Karen, I'm just taking a bit of your post to comment on - a bit that upsets me, but maybe I'm not understanding properly.
You have to issue a cue - and the dog is required to IGNORE THAT CUE? I HATE that! Contradictory stuff! How does that relate to real life, in ANY way? Any enlightenment from you? Thanks!
(No wonder a lot of dogs have trouble with it. I think it could easily engender distrust in the dog.)
Sat, 28 Apr 2012 08:44:30 (PDT)
Hi Carol, no, the dog does not have to ignore a cue. APDT would never put in a sign like that. They are all about good solid POSITIVE training. That doesn't mean that you can get away with sloppy training, though. This is actually a GOOD sign, I think. It's not easy, especially with a "velcro dog", but it's still good training in impulse control.

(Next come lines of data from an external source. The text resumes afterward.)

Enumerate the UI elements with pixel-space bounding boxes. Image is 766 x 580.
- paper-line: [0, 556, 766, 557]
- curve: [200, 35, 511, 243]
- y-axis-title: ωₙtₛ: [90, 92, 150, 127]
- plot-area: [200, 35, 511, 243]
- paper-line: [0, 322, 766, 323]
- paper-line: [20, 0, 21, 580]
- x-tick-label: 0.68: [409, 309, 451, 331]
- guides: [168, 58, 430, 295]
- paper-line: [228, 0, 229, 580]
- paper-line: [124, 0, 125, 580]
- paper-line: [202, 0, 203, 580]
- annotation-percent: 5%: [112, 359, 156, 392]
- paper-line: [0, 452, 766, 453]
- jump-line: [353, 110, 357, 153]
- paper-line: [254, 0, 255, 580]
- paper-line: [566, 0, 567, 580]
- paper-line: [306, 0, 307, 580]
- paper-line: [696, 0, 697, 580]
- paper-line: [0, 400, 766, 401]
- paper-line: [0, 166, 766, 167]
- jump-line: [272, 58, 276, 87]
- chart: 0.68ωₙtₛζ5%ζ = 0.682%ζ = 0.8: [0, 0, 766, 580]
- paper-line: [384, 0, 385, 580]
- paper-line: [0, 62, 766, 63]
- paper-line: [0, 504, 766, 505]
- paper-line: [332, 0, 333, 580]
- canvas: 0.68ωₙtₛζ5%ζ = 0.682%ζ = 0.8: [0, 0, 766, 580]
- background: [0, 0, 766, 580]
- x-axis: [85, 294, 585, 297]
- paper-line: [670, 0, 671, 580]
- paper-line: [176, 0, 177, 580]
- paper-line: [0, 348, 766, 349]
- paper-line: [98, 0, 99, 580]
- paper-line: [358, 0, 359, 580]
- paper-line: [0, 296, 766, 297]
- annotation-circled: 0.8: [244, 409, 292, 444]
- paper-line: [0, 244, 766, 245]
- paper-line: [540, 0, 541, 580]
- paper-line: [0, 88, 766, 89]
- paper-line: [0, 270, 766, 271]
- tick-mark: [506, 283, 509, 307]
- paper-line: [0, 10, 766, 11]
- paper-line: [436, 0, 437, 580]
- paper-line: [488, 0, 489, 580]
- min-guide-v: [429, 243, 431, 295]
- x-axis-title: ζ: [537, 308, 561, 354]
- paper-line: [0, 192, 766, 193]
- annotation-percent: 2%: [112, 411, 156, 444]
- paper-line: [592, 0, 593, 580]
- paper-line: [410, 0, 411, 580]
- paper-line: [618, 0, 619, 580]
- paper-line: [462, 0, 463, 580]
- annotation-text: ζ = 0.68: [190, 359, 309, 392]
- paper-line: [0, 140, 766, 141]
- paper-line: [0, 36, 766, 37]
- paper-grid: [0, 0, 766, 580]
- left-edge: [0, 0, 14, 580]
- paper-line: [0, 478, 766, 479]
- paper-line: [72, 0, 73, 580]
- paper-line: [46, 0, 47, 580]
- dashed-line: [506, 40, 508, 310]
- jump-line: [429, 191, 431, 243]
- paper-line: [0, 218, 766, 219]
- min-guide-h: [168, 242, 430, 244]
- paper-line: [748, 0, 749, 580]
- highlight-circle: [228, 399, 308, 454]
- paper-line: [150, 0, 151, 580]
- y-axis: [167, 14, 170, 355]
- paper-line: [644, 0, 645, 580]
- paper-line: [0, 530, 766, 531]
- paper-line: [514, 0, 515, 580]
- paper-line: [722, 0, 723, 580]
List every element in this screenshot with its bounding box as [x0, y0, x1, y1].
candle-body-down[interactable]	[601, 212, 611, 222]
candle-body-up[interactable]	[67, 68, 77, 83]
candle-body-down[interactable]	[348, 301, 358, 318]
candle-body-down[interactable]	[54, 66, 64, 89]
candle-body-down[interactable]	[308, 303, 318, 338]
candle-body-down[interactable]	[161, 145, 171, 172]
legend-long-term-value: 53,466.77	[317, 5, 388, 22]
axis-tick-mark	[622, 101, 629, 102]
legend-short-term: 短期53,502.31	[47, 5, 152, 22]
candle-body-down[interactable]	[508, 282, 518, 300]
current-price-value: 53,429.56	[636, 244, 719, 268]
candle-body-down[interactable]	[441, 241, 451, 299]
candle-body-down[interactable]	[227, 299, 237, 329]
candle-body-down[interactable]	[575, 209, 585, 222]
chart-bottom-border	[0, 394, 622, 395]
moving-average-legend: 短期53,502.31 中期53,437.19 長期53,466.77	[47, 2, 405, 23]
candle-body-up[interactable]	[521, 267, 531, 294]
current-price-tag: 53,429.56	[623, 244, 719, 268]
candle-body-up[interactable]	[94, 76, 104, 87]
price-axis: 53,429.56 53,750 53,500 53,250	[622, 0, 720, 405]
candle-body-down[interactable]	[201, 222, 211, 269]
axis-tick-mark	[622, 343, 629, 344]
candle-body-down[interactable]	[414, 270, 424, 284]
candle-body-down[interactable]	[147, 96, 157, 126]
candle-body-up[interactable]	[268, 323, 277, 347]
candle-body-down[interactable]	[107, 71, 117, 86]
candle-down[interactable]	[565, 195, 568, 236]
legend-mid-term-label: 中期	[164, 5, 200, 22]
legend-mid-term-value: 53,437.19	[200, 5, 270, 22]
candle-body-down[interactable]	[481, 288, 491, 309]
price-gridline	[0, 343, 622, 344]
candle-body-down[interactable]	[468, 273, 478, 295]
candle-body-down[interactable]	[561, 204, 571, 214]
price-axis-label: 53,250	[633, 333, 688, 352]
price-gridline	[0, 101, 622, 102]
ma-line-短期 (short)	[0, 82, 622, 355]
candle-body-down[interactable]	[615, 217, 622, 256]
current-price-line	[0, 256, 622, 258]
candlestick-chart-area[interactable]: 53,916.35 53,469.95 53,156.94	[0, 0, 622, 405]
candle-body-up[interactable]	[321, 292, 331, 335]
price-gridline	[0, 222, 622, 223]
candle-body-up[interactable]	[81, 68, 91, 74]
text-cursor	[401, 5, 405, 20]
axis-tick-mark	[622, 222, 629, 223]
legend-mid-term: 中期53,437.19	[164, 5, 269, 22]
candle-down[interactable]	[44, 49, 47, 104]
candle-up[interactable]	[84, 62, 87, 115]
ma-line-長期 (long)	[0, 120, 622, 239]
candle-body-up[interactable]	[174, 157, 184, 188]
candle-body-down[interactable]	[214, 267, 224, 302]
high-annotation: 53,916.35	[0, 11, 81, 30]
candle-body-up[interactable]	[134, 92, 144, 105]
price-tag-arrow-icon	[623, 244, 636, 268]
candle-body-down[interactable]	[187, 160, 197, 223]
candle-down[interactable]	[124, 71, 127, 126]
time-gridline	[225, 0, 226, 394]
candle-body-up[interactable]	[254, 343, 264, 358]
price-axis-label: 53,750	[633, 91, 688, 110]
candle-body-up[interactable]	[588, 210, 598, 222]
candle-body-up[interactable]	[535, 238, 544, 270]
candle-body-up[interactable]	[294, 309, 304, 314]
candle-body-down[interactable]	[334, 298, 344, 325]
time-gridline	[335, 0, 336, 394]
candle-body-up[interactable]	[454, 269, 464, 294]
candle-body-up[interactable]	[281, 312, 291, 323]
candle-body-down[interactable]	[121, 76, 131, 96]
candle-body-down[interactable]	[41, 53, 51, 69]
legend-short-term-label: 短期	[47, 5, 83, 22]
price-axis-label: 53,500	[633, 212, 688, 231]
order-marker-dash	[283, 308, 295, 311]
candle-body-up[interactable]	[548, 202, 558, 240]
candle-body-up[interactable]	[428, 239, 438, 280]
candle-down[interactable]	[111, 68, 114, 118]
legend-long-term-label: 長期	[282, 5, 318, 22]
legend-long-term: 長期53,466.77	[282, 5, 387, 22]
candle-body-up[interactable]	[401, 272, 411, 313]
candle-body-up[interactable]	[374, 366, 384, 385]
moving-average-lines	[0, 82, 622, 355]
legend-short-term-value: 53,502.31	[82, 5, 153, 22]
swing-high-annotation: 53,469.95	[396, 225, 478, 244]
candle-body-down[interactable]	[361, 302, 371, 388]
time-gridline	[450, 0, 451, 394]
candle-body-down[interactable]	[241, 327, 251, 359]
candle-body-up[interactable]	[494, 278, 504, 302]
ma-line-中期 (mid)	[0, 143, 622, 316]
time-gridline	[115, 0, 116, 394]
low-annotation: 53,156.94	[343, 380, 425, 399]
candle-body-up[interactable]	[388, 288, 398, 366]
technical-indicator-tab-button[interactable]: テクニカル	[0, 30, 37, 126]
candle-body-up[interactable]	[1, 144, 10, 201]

You cue the dog to sit, then stay. Then you run away, and the dog must wait for you to call them to heel, at which point you call them front. So there are several challenges. First, the dog must control his impulse to follow when you leave quickly. Then he must listen and come to heel briskly, but not get over-stimulated, so that when you ask for the front, he comes readily to front when you cue him and step back. This is certainly not a "beginner's" exercise, but well within what should be expected of a well trained dog.
The only problem for Kodi is that we hadn't ever practiced it. I actually LOVE the exercise from the standpoint of reinforcing impulse control. Kodi has a hard time holding a stay at distance... he wants to come back to me. So we are constantly working on this in recalls, long stays and even the start line stay in agility. This is just one other way of reinforcing that idea. (in fact, it is VERY much what you want in a start line stay in agility, minus the "front")
At least we were in good company, between the challenges of the "stay and run away" sign, and the lamb lung in the food bowls, there were more than the typical number of NQ's!